DIAGEN co., Poland
ScientificTracks Abstracts: Qual Prim Care
Congenital heart diseases (CHD) are the most common malformations both as an isolated form and a part of genetic syndromes. Extraordinarily fast development of molecular genetics confirms that almost all CHD are genetically dependent in terms of microaberrations in different regions of a chromosome or single gene mutations. On the other hand, CHD are an important component of diverse genetic diseases, including monogenic, metabolic and mitochondrial disorders, most often as secondary cardiomyopathies. The genes participating therein are located nearly on each chromosome, mainly on pathways, along with ligand genes and co-factors, transcription factors or individually. Many mechanisms on heart development are based on the balance between apoptosis, proliferation and migration. Crucial genes controlling fetal development, including the creation of heart tube and the forming of left and right ventricular outflow is primary “homeobox” genes grouped in 4 clusters hox1-4. Other genes condition the forming of different structures.

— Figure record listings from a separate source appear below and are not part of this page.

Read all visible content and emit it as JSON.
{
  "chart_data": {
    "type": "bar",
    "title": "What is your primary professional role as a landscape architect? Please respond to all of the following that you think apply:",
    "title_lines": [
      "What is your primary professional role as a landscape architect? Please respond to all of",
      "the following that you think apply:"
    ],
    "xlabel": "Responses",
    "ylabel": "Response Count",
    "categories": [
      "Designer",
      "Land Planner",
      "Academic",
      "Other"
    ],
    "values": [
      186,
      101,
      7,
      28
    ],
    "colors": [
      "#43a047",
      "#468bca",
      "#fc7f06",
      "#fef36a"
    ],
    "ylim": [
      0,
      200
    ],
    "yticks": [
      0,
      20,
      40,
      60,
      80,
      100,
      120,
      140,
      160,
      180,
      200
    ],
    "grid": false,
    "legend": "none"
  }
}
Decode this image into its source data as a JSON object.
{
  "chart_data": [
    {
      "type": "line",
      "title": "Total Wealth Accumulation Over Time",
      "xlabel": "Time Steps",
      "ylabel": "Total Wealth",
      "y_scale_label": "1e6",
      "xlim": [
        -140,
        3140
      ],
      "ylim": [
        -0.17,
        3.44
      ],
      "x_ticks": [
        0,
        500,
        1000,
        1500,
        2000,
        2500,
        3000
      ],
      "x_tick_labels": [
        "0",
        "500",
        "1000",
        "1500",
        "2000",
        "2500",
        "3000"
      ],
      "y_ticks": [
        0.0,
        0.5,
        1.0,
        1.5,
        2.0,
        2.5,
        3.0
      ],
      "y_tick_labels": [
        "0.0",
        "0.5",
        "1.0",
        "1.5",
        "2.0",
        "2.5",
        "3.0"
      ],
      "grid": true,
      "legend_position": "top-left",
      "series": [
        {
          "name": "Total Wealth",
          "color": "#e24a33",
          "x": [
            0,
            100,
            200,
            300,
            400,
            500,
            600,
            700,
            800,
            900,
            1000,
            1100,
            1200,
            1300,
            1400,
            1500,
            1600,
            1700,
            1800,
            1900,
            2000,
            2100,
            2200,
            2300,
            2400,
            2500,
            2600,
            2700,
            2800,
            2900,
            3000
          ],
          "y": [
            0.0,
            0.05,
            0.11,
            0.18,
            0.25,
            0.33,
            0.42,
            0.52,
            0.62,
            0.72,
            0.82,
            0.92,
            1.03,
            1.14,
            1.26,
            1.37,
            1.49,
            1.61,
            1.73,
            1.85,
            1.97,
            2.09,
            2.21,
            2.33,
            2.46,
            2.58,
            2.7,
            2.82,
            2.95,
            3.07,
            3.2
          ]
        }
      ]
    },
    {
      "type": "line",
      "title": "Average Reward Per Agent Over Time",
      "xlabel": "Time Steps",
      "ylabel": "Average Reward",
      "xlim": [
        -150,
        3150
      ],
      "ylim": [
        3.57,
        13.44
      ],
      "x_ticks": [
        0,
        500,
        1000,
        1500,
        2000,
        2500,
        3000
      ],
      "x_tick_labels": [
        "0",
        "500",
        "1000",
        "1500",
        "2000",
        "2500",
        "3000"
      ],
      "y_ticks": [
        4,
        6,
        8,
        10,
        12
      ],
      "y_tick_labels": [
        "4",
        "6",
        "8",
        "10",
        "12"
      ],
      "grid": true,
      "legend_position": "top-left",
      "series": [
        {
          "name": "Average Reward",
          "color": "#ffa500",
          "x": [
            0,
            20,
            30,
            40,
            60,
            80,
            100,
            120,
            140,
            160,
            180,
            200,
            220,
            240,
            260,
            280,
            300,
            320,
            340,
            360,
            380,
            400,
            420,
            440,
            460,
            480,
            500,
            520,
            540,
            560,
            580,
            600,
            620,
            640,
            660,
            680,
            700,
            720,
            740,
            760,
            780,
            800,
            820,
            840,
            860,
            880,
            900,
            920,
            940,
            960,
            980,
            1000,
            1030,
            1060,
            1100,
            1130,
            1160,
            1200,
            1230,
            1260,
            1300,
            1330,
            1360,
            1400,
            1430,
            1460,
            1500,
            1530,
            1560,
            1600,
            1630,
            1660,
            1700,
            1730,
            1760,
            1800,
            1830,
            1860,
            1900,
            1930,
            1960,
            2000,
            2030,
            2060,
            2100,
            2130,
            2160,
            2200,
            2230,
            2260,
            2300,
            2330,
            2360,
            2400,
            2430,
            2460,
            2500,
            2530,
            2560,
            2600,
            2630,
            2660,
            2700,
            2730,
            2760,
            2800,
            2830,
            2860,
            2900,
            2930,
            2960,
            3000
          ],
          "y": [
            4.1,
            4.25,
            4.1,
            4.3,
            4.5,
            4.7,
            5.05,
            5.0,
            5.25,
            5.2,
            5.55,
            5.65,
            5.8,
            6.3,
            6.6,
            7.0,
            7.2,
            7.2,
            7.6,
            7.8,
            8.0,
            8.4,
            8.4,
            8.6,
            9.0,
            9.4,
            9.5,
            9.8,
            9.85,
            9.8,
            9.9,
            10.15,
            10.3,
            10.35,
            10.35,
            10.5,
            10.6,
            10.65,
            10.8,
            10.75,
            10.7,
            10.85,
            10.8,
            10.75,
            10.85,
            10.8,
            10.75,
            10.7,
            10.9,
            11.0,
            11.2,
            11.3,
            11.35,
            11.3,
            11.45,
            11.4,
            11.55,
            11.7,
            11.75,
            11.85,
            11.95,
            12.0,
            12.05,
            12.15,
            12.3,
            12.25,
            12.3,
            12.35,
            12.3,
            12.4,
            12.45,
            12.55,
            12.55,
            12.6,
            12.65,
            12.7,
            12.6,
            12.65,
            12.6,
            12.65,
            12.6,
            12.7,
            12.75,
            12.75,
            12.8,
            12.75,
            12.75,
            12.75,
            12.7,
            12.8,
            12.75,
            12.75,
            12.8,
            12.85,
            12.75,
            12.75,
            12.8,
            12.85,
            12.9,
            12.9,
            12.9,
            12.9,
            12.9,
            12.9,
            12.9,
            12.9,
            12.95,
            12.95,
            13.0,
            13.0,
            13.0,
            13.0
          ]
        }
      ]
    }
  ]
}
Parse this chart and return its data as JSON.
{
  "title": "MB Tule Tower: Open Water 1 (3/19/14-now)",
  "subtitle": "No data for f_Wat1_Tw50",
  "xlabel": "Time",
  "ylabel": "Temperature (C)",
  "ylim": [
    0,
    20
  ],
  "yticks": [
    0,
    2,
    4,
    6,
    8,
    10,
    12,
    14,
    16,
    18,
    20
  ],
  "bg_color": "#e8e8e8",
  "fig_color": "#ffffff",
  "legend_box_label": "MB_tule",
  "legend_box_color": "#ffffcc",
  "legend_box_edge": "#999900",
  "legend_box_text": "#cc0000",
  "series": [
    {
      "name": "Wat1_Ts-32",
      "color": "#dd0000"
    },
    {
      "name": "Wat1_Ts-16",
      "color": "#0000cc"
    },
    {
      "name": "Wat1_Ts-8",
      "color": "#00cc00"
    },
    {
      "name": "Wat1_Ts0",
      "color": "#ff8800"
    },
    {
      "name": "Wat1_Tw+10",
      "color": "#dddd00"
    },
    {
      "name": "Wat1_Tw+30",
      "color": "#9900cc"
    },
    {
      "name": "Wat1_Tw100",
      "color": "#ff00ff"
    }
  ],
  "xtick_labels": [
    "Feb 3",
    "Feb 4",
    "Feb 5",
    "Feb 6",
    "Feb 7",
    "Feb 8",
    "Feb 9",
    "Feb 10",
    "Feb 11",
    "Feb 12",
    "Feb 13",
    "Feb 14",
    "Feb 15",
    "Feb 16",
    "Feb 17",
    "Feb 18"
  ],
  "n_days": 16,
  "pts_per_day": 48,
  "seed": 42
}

The key process for activating consecutive genes is methylation. Methyl groups originate from the metabolic cycle of folic acid, where the main gene is MTHFR. Moreover, in numerous functional disorders, for example the Arrhythmia or block, the reason is also genetic, namely the mutation of ion-channel gene placed in 6 chromosomes. Now we have over 1500 mutations. Many genes of cardiogenesis were identified, thanks to the investigations of other genetic disorders, for example: PTPN11 gene in Noonan syndrome. The gene is also responsible for the development of pulmonary valves. TBX5 gene in Holt-Oram syndrome. Presently the most promising method is NGS technology, where we can perform hundreds of mutations at a time. Heart development is also affected by the imprinting (about 30 genes) and the inactivation of the X chromosome in day 21 stage of embryo. We propose, for e.g. a practical classification could refer to specific CHD characteristic of particular disorders, which might prove helpful in daily practice because in prenatal diagnosis CHD is often the sole syndrome confirmed by USG scan, which may depend on truly isolated nature or non-specific mild ultrasound co-markers.
Krzysztof Piotrowski is a Specialist in Clinical Genetics. He has completed his PhD with a dissertation on fetal echocardiography. Putting his knowledge into practice, he performs about 3500 USG investigations of gravidas annually for prenatal diagnosis. He has published many scientific papers and chapters covering prenatal diagnosis. For the last nine years he was the Manager of Cytogenetic Unit for Pomeranian Medical University, Szczecin, Poland. Since 2012, he established a new and independent Genetic Center named as DIAGEN co., which includes Cytogenetic and Molecular laboratories. He was the Vice-President of the prenatal diagnosis section of the Polish Society of Human Genetics for six years. He also participated in many investigation programs.